Kindesschutz zwischen Freiwilligkeit und Zwang
Kindesschutz zwischen Freiwilligkeit u Zwang

Im Gespräch mit interessierten Personen wird oftmals die Frage gestellt, ob die Mütter mit ihren Kindern freiwillig im Elim sind. Was nach einer einfachen Frage tönt, lässt sich nur ungenau mit ja oder nein beantworten. Um diese Frage zu beantworten muss ich jeweils etwas ausholen. Ums vorweg zu nehmen: Formaljuristisch sind die Frauen immer freiwillig bei uns. Trotzdem wird durch diese Antwort der komplexe Sachverhalt zu sehr verkürzt. Denn obwohl jede Frau freiwillig im Elim ist, ist sie nur deshalb bei uns, weil sie es muss. Freiwillig, um nicht vom Kind getrennt zu werden. Freiwillig, weil keine andere Lösung mehr bleibt.  

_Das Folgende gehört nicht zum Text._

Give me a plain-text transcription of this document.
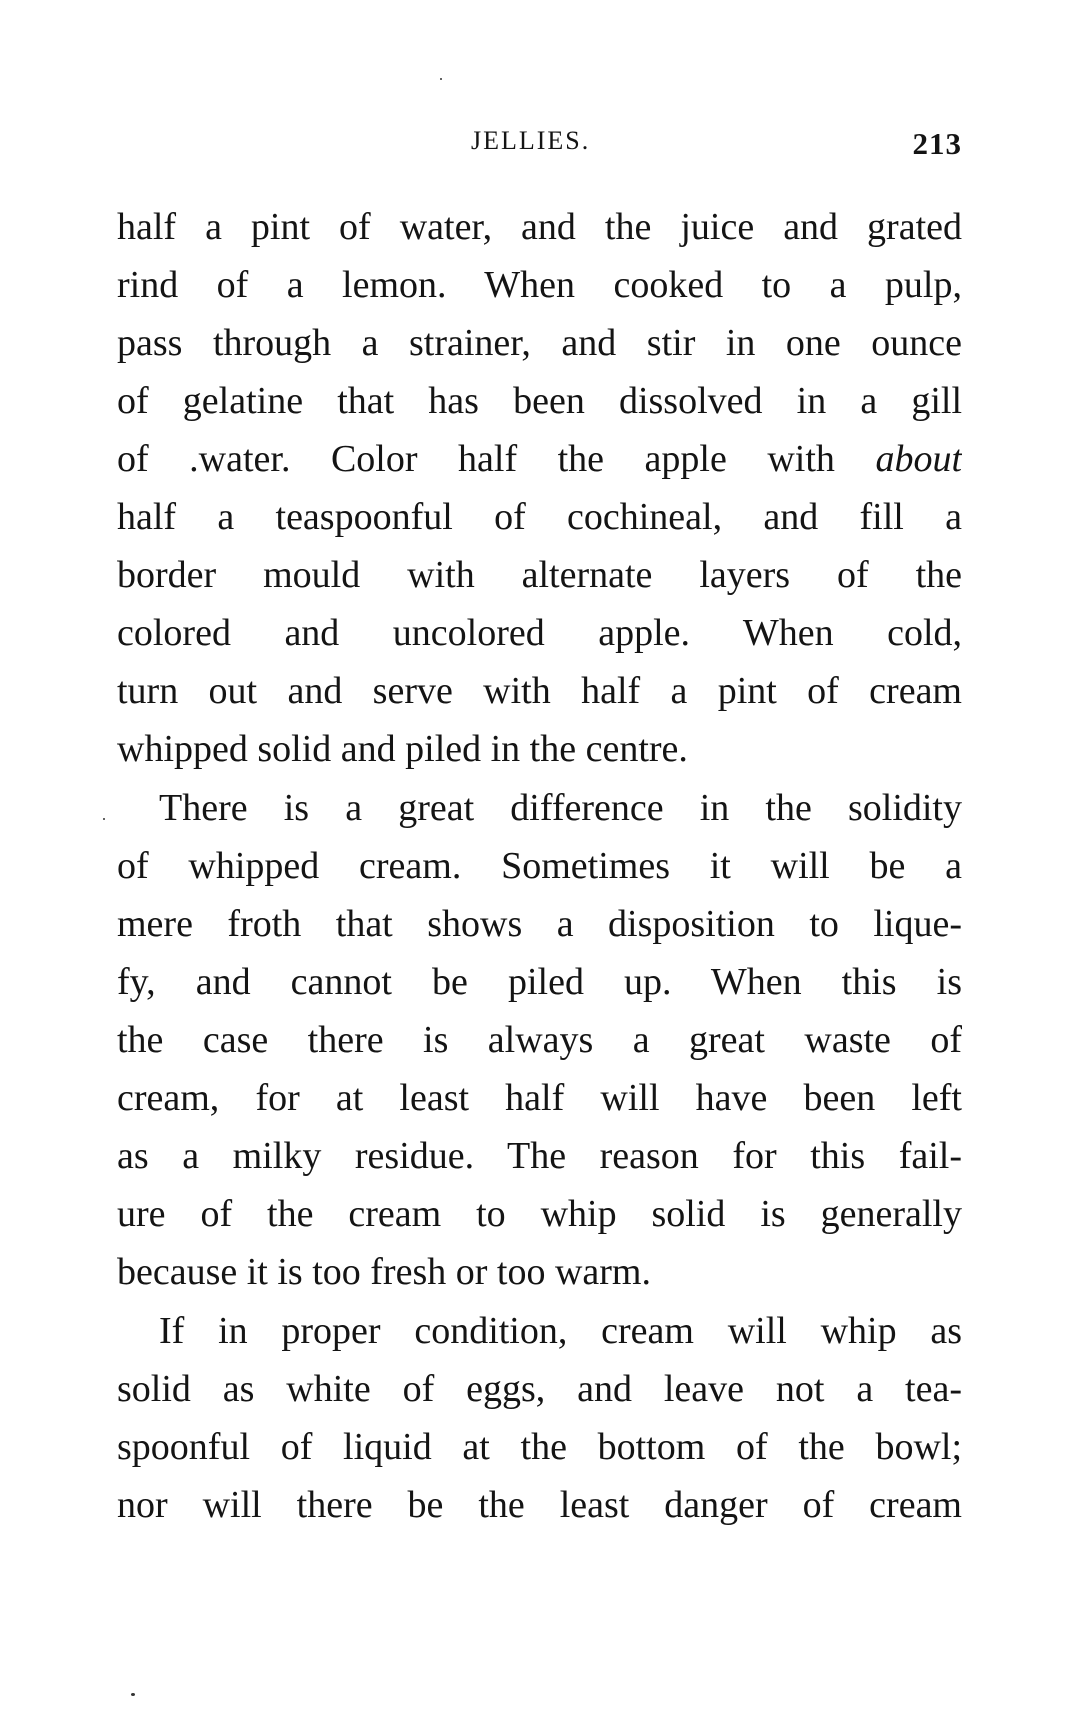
JELLIES.	213
half a pint of water, and the juice and grated
rind of a lemon. When cooked to a pulp,
pass through a strainer, and stir in one ounce
of gelatine that has been dissolved in a gill
of .water. Color half the apple with about
half a teaspoonful of cochineal, and fill a
border mould with alternate layers of the
colored and uncolored apple. When cold,
turn out and serve with half a pint of cream
whipped solid and piled in the centre.
There is a great difference in the solidity
of whipped cream. Sometimes it will be a
mere froth that shows a disposition to lique-
fy, and cannot be piled up. When this is
the case there is always a great waste of
cream, for at least half will have been left
as a milky residue. The reason for this fail-
ure of the cream to whip solid is generally
because it is too fresh or too warm.
If in proper condition, cream will whip as
solid as white of eggs, and leave not a tea-
spoonful of liquid at the bottom of the bowl;
nor will there be the least danger of cream
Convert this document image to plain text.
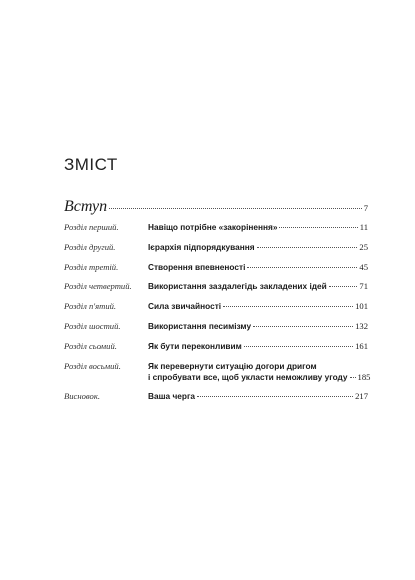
ЗМІСТ
Вступ	7
Розділ перший.	Навіщо потрібне «закорінення»	11
Розділ другий.	Ієрархія підпорядкування	25
Розділ третій.	Створення впевненості	45
Розділ четвертий. Використання заздалегідь закладених ідей	71
Розділ п'ятий.	Сила звичайності	101
Розділ шостий.	Використання песимізму	132
Розділ сьомий.	Як бути переконливим	161
Розділ восьмий.	Як перевернути ситуацію догори дригом
і спробувати все, щоб укласти неможливу угоду 185
Висновок.	Ваша черга	217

Ausgangslage für einen Eintritt im Mutterkind-Haus ist immer eine Druck- oder Notsituation mit einer nicht unerheblichen Vorgeschichte. Die Absicht ist in jedem Fall, dass durch den Aufenthalt im Mutterkind-Haus eine Gefährdung des Kindes abgewiesen werden soll. Manchmal ist die Gefährdung bereits aktuell, manchmal spricht man von einer drohenden oder möglichen Gefährdung. In allen Fällen bei denen es zu einem Eintritt ins Mutterkind-Haus kommt, sind Fachleute der Meinung, dass ein stationärer Aufenthalt nötig ist, um dem Kind genügend Schutz, Versorgung und/oder Förderung zukommen zu lassen. Diese Einschätzung beinhaltet auch, dass niederschwellige Hilfen gescheitert sind oder von vornherein als ungeeignet angesehen werden. Nicht selten hat die Vorgeschichte gezeigt, dass ambulante familienergänzende Hilfen zu wenig Unterstützung oder Entlastung bieten konnten.

 

Zuordnung nach Lüttringhaus und Streich

Maria Lüttringhaus und Angelika Streich von der Universität Duisburg-Essen haben 2007 ein Modell veröffentlicht, welches aufzeigt, dass Kinder- und Jugendschutz sich immer auf der Achse von Freiwilligkeit und Zwangskontkakt positioniert. Was für Deutschland  gilt, kann weitgehend auch auf die Schweiz übertragen werden. Lüttringhaus und Streich zeigen auf, dass eine schnelle und zutreffende Falleinordnung von grosser Bedeutung ist (allen Fachpersonen ist die Lektüre dringend  zu empfehlen*). In den Ausführungen werden zur Falleinordnung drei Bereiche beschrieben: Der Leistungsbereich, der Graubereich und der Gefährdungsbereich. Die Unterstützung im Leistungsbereich findet auf freiwilliger Basis statt und kann sich vollumfänglich am Willen und den Zielen der Betroffenen orientieren. Unter dem Gefährdungsbereich werden all diese Fälle eingeordnet, die eine Intervention erfordern, damit eine bestehende Kindeswohlgefährdung
abgewendet werden kann. In den Graubereich fallen diejenigen Fälle, bei welchen die Klärung einer möglichen Kindeswohlgefördung nötig ist oder man eine anbahnende Gefährdung abwenden will.

 

 

Einsicht als Grundlage

Fast ausnahmslos alle Fälle in den Mutterkind-Häusern der Stiftung Elim Emmental müssen nach dieser Fallzuordnung entweder im Grau- oder im Gefährdungsbereich eingeordnet werden. Der Zwang, als etwas von aussen verordnetes, schwingt immer mit. Manchmal ist er Teil des Settings. Zum Beispiel dann, wenn durch die Kindes- und Erwachsenenschutzbehörde (KESB) eine Verfügung vorliegt. Eine Weisung etwa oder der Entzug des Aufenthaltbestimmungsrechtes mit gleichzeitiger Platzierung des Kindes im Elim. Manchmal kämpfen Frauen gegen diese Verfügungen. Sie empfinden diese als unangemessen oder gar falsch. Sie sind nur deshalb im Elim, um nicht von ihrem Kind getrennt zu werden. Die Gründe der Gefährdung sehen sie nicht und die Hilfestellungen nehmen sie als Zwang oder gar als Schikane wahr.  Andere Frauen sind dankbar, dass Behörden und Mandatsträger ihnen Hilfe und Schutz gewähren. Sie nehmen die Verfügung in Kauf, weil sie erkennen, dass dadurch Stabilität und Hilfe möglich wird.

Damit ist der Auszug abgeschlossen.